Custom data discovery and enforcement using rule templates (data concepts and semantics)
A data concept is the class or family of a dataset for example: Loan Data, Stock Data, Position Limit Data, Retail Product Data, Patient Health Data, Interest Rate Data, etc... By giving data classes or "classifying" datasets we can transfer common understanding, rules and ML to datasets. This powerful technique allows a data steward to set up concepts once and enables the entire organization the ability to unify and standardize on common rules and terms, solving many metadata scale challenges.
Security Reference Data - Bloomberg financial data Home Loan Data - Mortgage application data
EMAIL, ZIP CODE, SSN, CUSIP, GENDER, ADDRESS, CURRENCY CD, SKU, EIN, IP ADDRESS, PHONE, LICENSE, VIN, CREDIT CARD
A semantic is the "semantic type" of a column or attribute of a dataset. All columns have a physical type such as String, Int, Date etc... but the semantic understanding of what type of String is in the column can be very important. It also allows us to enforce DQ validation rules out of the box.
Owl's semantic scanning self identifies standard columns and automatically provides the proper protection. This makes it easy to get started adding common rules for specific use-cases.
Owl offers out of the box rules for 1-click rule creation
With the Run Discovery modal, you can run a DQ Scan to detect for the semantics assigned to a selected data concept. The Run Discovery algorithm automatically selects the best match if a column matches two or more data classes. Data class match criteria are determined by percent match and name distance.
You can access the Run Discovery feature via:
In Catalog, select your dataset.
In the Actions dropdown menu, click Data Concept.
Select an option from the Data Concept dropdown and click Run Discovery.
Via DQ Job
From the DQ Job page, select your DQ Job.

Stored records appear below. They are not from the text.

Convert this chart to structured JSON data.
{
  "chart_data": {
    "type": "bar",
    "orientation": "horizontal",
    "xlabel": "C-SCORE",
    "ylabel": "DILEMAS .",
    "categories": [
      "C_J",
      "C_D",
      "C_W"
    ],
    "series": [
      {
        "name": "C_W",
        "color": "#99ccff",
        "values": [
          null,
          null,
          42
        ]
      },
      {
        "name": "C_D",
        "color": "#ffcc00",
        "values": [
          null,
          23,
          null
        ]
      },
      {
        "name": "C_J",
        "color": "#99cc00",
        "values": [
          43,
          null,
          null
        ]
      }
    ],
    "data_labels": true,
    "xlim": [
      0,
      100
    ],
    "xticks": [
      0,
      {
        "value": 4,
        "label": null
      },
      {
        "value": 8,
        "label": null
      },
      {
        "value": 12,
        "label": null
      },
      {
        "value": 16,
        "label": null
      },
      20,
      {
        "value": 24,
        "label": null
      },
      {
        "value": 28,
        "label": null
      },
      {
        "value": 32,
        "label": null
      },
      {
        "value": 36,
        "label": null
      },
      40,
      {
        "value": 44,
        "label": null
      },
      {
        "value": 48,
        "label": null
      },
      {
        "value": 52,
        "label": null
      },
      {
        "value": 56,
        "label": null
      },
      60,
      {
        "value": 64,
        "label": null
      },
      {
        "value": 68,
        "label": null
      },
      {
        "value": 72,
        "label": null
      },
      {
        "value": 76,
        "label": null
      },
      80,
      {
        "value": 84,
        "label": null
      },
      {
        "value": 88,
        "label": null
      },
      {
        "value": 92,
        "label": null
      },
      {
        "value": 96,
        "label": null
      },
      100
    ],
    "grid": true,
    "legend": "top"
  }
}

Click the Rules tab in your DQ Job.
Click the Rule Discovery button.
In the Data Concept window, select your Data Concept.
Click Run Discovery.
PII - personally identifiable information MNPI - materially non public information
PCI - credit information like a credit card number PHI - HIPAA medical information
Data Discovery: The Power of Combining All Three into One Domain
Now imagine if you could classify your datasets as concepts, then automatically have all the columns be recognized semantically(with validation rules in place) as well as have the columns labeled with sensitivity tags. It might look something like the below.
Steps To Use
Step 1: Create DQ Job with Semantic On
To start, create a new DQ Job and select Semantic ON on the Profile options page
Step 2: In Catalog, select and apply your Data Concept
Navigate to your dataset in Catalog and select the Data Concept you would like to apply with the Actions dropdown menu.
See below sections on how to Administering Data Concepts as well as how to Create and Manage Semantics
Step 3: Rerun your DQ Job with applied Data Concept
Please rerun your DQ Job so that Collibra DQ can 1) profile your data, 2) auto-generate the rules based on the Semantics under the Data Concept, and 3) highlight any break records.
Success! Review Findings
On the Profile page, please observe the newly tagged Semantics on the applicable columns
On the DQ Job page, please browse your newly created rules based on Semantics as well as any corresponding rule breaks
Creating and Managing Semantics
Create, test, and manage your Semantics in Collibra DQ in your Rule Builder wizard on the Create Generic Rule tab. Below is an example of creating a RegEx Semantic
Administering Data Concepts
Setup your data concepts once and let the entire organization benefit by unifying all datasets to a common understanding in the admin Data Concepts page.
Physical Schemas to Semantics
Below you can see the benefit of organized metadata. PDEs or physical data elements organized/tagged by semantics. This allows for sub-second searches while in catalog or searching for data to figure out where all your PII data lives, or what systems have "loan data".
Above you can see Data Concepts in Yellow, Semantics in Gray and Sensitive labels in Orange. Enabling you to organize all your data in classes, search and discover types no matter what system they live in or what the PDE column name is. Transforming technical types into business metadata.
Business Unit Roll up Reporting
Now that we have all PDEs discovered and tagged and rolled up into business terms, we can roll up technical assets like database tables and files into business reports across departments and non technical concepts.